Gay Panic
When I think about my identity - when I think about trying to communicate my sexuality or my gender to people using a letter, or a word, or two, or ten - I kind of feel like I can't breathe. I get this overwhelming sense that I am not deserving of acceptance into the queer community because I love women, and hate men, and sleep with both. I don't know what to call a strong, powerful human being, capable of changing the world with their words, and their actions, and their voice, a person so wholly dedicated to this mythical 'greater good', who has empowered hundreds of teenagers to take agency over their lives, but looks at men and feels small, and weak, or looks at women and feels less than. I don't know what to call that.
What is it called when you have such a hard time identifying your own feelings that you don't actually know who you like?
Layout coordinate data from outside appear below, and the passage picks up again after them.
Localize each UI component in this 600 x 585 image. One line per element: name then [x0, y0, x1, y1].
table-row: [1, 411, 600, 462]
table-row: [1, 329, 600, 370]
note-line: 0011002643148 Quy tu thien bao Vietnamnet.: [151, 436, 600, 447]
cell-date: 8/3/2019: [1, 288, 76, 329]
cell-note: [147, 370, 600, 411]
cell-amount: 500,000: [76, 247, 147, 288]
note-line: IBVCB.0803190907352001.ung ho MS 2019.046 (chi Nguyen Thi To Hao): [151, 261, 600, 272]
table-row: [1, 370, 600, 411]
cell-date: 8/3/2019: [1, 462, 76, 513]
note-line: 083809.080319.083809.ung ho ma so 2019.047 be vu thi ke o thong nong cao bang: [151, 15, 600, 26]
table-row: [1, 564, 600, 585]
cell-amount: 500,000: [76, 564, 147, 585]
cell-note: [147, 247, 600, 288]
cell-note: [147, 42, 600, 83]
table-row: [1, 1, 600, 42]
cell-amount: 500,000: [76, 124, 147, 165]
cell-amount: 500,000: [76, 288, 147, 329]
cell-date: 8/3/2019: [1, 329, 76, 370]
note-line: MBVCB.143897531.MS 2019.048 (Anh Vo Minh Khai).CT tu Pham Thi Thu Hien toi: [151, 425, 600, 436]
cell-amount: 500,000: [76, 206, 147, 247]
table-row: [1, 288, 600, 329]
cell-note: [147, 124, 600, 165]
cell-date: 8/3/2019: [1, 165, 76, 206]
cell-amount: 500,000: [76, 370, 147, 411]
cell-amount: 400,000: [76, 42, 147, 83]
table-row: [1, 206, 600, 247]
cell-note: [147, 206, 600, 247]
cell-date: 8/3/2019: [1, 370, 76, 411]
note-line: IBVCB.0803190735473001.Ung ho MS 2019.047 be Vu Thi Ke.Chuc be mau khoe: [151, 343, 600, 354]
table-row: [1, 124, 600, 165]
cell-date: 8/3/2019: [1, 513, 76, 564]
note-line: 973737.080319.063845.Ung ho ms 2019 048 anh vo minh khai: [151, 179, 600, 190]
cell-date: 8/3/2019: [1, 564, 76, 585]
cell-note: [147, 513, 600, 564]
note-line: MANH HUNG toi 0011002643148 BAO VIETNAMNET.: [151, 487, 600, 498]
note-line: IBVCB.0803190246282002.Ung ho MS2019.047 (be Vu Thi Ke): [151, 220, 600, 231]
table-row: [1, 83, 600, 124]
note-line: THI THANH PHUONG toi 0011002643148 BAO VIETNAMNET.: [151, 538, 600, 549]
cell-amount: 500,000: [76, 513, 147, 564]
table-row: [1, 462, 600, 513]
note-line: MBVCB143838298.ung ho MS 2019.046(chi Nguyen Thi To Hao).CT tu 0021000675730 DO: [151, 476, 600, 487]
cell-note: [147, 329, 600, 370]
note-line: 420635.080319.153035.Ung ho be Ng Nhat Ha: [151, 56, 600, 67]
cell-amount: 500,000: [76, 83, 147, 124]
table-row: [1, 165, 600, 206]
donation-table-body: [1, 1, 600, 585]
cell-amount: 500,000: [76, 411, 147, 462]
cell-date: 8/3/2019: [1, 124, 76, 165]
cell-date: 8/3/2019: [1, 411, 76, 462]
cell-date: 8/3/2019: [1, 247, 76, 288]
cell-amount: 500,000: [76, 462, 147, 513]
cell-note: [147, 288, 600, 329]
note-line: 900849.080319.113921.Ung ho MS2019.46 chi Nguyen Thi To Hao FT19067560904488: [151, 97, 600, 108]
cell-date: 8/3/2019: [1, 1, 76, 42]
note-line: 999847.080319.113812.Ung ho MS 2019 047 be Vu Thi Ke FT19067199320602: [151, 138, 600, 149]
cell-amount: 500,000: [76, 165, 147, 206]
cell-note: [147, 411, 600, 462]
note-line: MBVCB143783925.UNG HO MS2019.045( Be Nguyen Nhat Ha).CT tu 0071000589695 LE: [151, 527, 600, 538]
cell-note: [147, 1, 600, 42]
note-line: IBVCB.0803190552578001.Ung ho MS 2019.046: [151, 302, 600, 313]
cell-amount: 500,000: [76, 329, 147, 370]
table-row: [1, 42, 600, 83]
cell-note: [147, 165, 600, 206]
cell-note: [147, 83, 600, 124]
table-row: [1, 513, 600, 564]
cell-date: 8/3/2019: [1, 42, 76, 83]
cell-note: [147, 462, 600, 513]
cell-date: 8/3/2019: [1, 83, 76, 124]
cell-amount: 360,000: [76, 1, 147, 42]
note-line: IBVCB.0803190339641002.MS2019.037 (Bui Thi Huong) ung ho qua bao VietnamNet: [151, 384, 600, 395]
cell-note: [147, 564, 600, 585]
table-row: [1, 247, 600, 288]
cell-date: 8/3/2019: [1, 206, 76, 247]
What is it called when you look at men and feel gross but also an incredibly overwhelming sense that you have to do whatever you can to appear sexually pleasing to them? What is it called when you look at women and feel this intense surge of the most intense jealousy that you will never look like that, and also the most deeply intimate sense of safety?
I don't know what I am. I don't know what of what I am comes from my hurt or my insecurity, and what comes from genuine unadulterated love. I don't know how to separate those out. I don't fit a stereotype. I am not a stud or femme or butch or I am not visibly gay or straight and I hate labels. I am untethered to an identity in a group of people who are all so comfortable in who and what they are. People who put L[G]BTQ+ in their social media bios because they want everyone to know something I have been begging to understand since the sixth grade. I love women, I love people outside of the gender binary, I love men - sometimes. I don't know what that is. I don't know if I want to know what that is.